The results were slow in coming (we’re still seeing the fallout from airline deregulation in the recurrent travails of the major carriers) but inevitable once the process was in motion: a more efficient economy getting more goods and services to more people at a lower price. The government’s waning support for trade barriers forced industries to fight imports by producing higher quality products at lower cost.


In slightly under 200 pages of workman-like prose, Mr. London convincingly argues that our policy disputes about the macroeconomy overlook the real source of our current prosperity. This is an important accomplishment. Though it is always more fun to argue about taxes than trucking regulation, such a preoccupation with macroeconomics lessens the vital drive toward freer trade and more competitive industry.

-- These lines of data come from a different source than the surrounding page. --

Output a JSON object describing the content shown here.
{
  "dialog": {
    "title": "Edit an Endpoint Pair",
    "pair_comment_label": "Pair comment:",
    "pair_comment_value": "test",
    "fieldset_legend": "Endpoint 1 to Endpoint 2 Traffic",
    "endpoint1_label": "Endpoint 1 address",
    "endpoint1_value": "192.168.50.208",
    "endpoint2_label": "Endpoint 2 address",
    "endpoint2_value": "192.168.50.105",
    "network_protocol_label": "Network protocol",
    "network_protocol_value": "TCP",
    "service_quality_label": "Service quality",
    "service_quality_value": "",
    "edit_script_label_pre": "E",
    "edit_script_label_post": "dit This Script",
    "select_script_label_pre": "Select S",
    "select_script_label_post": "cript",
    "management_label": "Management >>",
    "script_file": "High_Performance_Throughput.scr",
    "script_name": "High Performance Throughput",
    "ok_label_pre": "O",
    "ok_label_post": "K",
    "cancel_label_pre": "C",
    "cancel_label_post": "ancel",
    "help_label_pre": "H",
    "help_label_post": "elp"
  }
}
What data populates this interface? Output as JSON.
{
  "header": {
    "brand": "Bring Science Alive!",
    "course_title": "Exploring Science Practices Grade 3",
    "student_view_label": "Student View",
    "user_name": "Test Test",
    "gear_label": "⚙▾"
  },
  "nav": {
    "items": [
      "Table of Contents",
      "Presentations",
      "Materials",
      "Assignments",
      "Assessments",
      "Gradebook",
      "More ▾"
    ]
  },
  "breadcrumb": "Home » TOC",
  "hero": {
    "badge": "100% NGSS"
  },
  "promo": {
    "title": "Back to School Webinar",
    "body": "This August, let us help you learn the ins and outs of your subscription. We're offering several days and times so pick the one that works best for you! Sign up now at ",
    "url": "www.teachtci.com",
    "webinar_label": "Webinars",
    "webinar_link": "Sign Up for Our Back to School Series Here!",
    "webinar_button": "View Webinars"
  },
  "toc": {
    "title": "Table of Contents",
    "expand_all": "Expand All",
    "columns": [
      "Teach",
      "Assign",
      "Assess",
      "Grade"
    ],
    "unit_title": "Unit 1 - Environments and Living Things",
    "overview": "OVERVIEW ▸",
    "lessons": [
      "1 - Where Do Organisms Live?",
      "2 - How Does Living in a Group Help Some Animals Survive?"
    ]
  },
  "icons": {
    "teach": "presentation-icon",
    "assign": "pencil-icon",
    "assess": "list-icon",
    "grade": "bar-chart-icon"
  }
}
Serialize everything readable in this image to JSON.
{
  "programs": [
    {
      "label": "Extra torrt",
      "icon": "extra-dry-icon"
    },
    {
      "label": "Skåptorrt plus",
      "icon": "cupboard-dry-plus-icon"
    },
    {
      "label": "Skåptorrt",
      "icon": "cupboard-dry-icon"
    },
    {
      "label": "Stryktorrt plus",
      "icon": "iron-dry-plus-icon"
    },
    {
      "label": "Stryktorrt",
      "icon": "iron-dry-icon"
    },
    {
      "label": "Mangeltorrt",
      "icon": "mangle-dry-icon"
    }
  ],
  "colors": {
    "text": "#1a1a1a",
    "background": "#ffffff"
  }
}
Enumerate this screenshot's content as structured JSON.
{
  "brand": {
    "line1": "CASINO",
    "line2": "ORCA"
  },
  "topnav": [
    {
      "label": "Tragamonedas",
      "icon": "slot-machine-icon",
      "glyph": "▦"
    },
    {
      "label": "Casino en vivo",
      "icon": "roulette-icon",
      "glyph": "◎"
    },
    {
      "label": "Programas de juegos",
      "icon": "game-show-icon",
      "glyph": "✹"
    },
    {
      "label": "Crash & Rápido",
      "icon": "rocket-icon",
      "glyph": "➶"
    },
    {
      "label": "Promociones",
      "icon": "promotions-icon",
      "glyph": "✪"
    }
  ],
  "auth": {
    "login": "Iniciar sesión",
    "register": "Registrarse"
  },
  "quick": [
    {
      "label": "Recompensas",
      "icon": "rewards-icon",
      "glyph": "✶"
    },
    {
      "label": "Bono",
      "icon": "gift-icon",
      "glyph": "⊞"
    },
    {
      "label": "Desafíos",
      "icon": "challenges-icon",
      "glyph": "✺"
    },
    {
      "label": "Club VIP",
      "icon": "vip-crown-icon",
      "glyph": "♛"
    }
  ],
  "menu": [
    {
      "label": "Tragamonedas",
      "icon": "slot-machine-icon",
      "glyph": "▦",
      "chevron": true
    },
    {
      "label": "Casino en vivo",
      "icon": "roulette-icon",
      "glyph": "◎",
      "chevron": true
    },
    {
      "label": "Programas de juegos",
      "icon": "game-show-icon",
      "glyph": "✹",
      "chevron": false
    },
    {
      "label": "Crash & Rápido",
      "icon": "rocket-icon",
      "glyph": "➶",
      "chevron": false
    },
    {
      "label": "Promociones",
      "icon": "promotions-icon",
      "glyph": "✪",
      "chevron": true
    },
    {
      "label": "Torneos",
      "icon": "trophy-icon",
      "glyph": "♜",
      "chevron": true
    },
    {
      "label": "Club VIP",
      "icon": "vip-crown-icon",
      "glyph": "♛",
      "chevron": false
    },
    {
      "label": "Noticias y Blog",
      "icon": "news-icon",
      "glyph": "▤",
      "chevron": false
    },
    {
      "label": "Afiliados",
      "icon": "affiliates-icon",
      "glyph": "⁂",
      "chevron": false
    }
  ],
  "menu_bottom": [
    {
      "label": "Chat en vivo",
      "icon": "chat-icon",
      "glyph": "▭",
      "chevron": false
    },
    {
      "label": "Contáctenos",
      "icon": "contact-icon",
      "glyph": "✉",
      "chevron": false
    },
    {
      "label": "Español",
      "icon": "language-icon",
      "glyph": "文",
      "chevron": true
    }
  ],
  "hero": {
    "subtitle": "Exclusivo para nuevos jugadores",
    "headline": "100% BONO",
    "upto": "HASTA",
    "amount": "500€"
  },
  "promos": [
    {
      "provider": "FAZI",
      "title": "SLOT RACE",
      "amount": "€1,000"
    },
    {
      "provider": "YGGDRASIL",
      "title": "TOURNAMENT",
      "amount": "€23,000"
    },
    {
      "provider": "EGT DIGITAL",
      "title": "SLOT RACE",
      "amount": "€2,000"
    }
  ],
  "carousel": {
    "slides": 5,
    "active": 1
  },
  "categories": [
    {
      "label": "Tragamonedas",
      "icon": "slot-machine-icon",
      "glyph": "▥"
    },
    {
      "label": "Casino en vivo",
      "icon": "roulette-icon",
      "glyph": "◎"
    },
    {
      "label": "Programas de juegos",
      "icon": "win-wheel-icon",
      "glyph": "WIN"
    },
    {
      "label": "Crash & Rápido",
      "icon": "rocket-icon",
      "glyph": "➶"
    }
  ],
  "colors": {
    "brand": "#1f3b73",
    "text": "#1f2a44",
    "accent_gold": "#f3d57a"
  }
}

Alas, Mr. London has the weakness of many policy writers: He attributes all economic good to his One Big Idea. This leads to some suspect pronouncements. While he rightly demolishes ideological policy claims about things like tax policy, he dismisses sound theoretical innovations such as the renewed emphasis on controlling inflation, which started under Carter. Macroeconomic policy may have limited power, but it’s lunatic to think that double-digit inflation could have been good for growth.


Moreover, Mr. London seems to be a sucker for anything that claims to increase competition, calling for aggressive anti-trust policies even though their competitive outcomes are uncertain: Are the Microsoft prosecutions making Microsoft compete more,or helping Sun Microsystems and American Online compete less?


Still, if you are going to pick a cure-all, Mr. London’s is a good choice. Out-of-control tax rates or inflation can certainly drag down an economy. But unless individuals and firms constantly strive to produce more, better, and faster, the economy will not grow – no matter how many levers the technocrats pull.



Ms. McArdle last wrote for these pages on the economic crisis in Argentina.